January marks highest monthly employment decline on record

Today’s Statistics Canada release of January employment numbers reveals staggering job losses:

Employment fell by 129,000 in January (-0.8%), almost all in full time, pushing the unemployment rate up 0.6 percentage points to 7.2%. This drop in employment exceeds any monthly decline during the previous economic downturns of the 1980s and 1990s.

More jobs were lost in January than in November and December 2008 combined, when the economy shed 105,000 jobs (again mostly full-time). January’s employment drop is more than triple what the private sector forecasters expected (40,000) and comes to over one third of TD Canada’s recent projection of 325,000 job losses in 2009. With unemployment currently at 7.2%, it seems likely that we will reach 8% much sooner than the end of the year. At this rate, I wouldn’t be surprised if we got there by the end of the first quarter.

This is as strong an indication as any that we are in for a much tougher recession than what private sector forecasters are anticipating and that the week-old stimulus package contained in the Federal Budget is far short of what is needed. Parliamentary Budget Officer Kevin Page has already questioned the size of the stimulus and is quoted in this Globe and Mail article saying that the Tory stimulus package is likely to create 120,000 jobs rather than the advertised 189,000. That’s fewer jobs than were already lost in the first month of this year!

It’s time to see Mr Flaherty live up to his budget-day commitment to “do whatever is necessary” as the recession deepens fast.


  • It was a dismal month. One could only imagine the reaction if all those workers who are on temporary layoff in the auto sector were included in those numbers.

    I am pretty sure those temp lay offs in auto will be reflected in the payroll numbers of SEPH in the next couple releases.

    Hopefully those temp layoffs will not turn into long term. Chrysler idled another plant today.

    We need to start taking on this whole, manufacturing is dead spiel. It is only dead if we let it. Oddly enough we do not hear the traditional, manufacturing is dead because we cannot compete with off shore markets.

    This time around, manufacturing is dead because of over capacity. You can bet that those plants idled will come back with a lot smaller employment numbers.

    We will now start witnessing the upstream and downstream employment adjustments from the reduction in the economic base, so fasten your LFS seatbelts and put on your SEPH hard hats, the numbers are going to be getting even uglier.

    I did a rough comparison of monthly employments movements between Canada and the US over the past year. For some reason we had a blip in the late summer and fall. Which was quite contrary to the US, hmmmm, I wonder what happened during that timeframe to account for these dramatic differences.

    As it seems as though we are right in course with the BLS numbers.

  • the power of numbers- it is an amazing spectacle watching the reaction by the media to yesterday’s numbers.

    I wonder how it translated to the population. I am sure it was not news to many in certain sectors. Why it has taken so long to get the picture has been a political football that the Harperites have been doing quite well with.

    That is until yesterday.
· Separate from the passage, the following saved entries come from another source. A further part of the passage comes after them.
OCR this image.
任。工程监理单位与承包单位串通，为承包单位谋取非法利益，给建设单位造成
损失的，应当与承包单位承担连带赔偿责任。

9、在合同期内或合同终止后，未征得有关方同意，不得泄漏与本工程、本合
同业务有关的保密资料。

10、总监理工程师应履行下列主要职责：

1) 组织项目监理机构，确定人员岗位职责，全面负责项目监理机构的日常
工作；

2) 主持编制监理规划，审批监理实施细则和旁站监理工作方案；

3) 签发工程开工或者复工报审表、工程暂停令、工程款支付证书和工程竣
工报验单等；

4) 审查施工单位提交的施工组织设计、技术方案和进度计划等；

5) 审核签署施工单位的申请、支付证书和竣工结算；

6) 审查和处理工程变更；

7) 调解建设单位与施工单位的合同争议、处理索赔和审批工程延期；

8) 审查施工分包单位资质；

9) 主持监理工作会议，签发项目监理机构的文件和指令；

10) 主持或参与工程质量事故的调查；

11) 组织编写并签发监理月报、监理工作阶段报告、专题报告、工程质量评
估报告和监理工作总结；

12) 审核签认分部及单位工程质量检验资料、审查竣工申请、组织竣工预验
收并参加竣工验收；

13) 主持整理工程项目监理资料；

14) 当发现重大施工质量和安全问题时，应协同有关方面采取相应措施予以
When you think about how long it has been that progressives have been sounding the siren, especially for the manufacturing and forestry sector, it really is a frustrating process.

    How can it be that a party could be elected that until 3 months ago had won an election on the platform that the economic fundamentals are just fine. And somehow, with all the civil service and public officials in this country that monitor the economy, did not challenge this rhetoric.

    How can we even remotely affix a democratic notion to this absolutely inexcusable economic cover up. With the resources allocated to monitoring, and policy, one would think that some notion of rationality might somehow, even by accident, sink a bit further into the economic, apparently, transparent policy apparatus of our governments.

    There is just no denying that the economy has been in trouble for the last 2 years and by delaying and delaying any formall acceptance that something was seriously wrong has now cost us so so much.

    Yet here we are, and even now, amidst such outstanding declines in many indicators, we still have the tories and their bank economists clinging to the notion that it’s not all that bad.

    Yes, I do believe we will be seeing the back of Harper’s head soon.